6.IN 5.IN PARTICOLARE, CONTRO LA TERZA GUERRA MONDIALE.

Non v’è dubbio che, oramai da molti anni, tutte le potenze mondiali stiano preparando la Terza Guerra Mondiale fra Cina e USA, già implicita nella idea di “fusione” dei Taiping: con le guerre dell’ Irak e dell’ Afghanistan; con le Rivoluzioni Colorate e Arabe; con la corsa agli armamenti; con le continue guerre civili in quasi tutti i Paesi ex-sovietici; con la militarizzazioine dell’Artico, dello spazio e dell’Oceano Pacifico. Una guerra mondiale condotta con l’Intelligenza Artificiale sarà particolarmente catastrofica, perché le macchine sono più idonee degli uomini a sopravvivere in condizioni di guerra totale, cosicché la prossima guerra sarà la migliore occasione per il potere macchinico per prendere il controllo del mondo e quel che resta dell’Umanità.

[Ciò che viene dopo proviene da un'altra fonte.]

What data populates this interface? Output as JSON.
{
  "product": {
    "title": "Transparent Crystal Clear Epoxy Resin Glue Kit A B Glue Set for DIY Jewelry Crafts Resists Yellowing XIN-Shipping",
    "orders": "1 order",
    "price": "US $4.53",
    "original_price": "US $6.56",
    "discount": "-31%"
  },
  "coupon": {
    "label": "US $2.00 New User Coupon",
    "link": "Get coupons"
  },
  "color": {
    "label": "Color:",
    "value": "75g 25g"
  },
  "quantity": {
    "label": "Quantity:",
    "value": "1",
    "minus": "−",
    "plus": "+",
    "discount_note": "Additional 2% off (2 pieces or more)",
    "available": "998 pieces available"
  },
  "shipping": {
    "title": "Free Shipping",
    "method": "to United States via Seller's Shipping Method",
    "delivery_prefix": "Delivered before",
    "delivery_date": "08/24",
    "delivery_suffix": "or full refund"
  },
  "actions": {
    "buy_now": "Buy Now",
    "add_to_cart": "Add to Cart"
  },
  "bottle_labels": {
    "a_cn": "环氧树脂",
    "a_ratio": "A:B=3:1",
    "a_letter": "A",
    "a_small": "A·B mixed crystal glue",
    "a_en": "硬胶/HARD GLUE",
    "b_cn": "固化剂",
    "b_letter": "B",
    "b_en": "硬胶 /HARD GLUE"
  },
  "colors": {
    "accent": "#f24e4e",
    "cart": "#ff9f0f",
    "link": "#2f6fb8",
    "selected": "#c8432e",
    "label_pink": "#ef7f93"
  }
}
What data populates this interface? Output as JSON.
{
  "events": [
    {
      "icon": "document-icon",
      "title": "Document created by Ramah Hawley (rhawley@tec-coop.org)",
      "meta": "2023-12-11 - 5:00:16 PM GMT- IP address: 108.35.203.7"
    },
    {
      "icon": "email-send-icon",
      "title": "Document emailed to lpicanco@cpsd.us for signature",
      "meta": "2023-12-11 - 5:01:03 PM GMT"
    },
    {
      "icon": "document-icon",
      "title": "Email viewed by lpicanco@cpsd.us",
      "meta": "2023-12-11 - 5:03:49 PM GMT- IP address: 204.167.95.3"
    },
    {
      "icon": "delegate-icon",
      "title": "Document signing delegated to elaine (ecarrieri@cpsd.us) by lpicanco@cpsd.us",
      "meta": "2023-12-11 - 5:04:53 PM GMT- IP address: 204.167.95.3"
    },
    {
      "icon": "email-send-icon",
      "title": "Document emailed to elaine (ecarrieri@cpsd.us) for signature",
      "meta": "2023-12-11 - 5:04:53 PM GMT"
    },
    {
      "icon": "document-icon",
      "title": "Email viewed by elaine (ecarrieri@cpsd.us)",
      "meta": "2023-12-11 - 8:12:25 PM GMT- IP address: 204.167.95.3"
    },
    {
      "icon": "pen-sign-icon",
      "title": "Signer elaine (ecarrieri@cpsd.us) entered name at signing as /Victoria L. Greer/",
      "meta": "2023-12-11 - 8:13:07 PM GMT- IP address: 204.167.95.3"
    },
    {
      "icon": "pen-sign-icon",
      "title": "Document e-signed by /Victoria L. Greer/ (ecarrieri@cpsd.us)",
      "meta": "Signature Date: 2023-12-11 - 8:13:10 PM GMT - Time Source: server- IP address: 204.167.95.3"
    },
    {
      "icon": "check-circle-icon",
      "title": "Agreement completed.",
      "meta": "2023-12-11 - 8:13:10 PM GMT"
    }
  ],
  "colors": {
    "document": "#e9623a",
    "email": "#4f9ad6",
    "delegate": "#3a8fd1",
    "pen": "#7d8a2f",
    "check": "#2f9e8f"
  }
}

E colpirà in primo luogo l’ Europa: Russia, Georgia, Ucraina, Moldova, ex Jugoslavia, ma anche l’Italia, dove stazionano un centinaio di testate nucleari americane.

Mi chiedo come facciano le sinistre alternative e i cattolici, oltre, ovviamente, ai Federalisti Europei, che da sempre proclamano fragorosamente la Pace Perpetua, a collaborare oggi entusiasticamente alla preparazione culturale, ideologica, politica, tecnologica, poliziesca e militare della Terza Guerra Mondiale e del Secolo Finale. Guai a voi, scribi e farisei ipocriti!

Questo è il momento di svegliarsi e di agire risolutamente, al di là degli schemi del XX° Secolo, inapplicabili alla guerra delle Macchine Intelligenti.

Il dibattito all’ interno del Movimento Europeo, e, dei partiti europei, non può che avere come punto qualificante la fuoriuscita dalla guerra mondiale in corso.Le strategie per questa fuoriuscita sono di difficile agibilità, perché si tratta di uno scontro effettivo, fra due potenze a vocazione universale, e fra due concezioni del mondo -l’una ciclica e atemporale, l’altra orientata alla Fine della Storia-, che non ammettono la neutralità.

Eppure, visto che la Guerra Senza Limiti non è che l’ennesimo avatar dell’ Arte della Guerra di SunZu, l’intelligenza (umana) potrebbe avere la meglio sui due contendenti: facendo leva sulle risorse culturali, che “vanno a monte” delle motivazioni dei contendenti (Apocalisse vs. DaTong), disinnescandole. Si tratta del “disarmo culturale” predicato da Raimon Panikkar.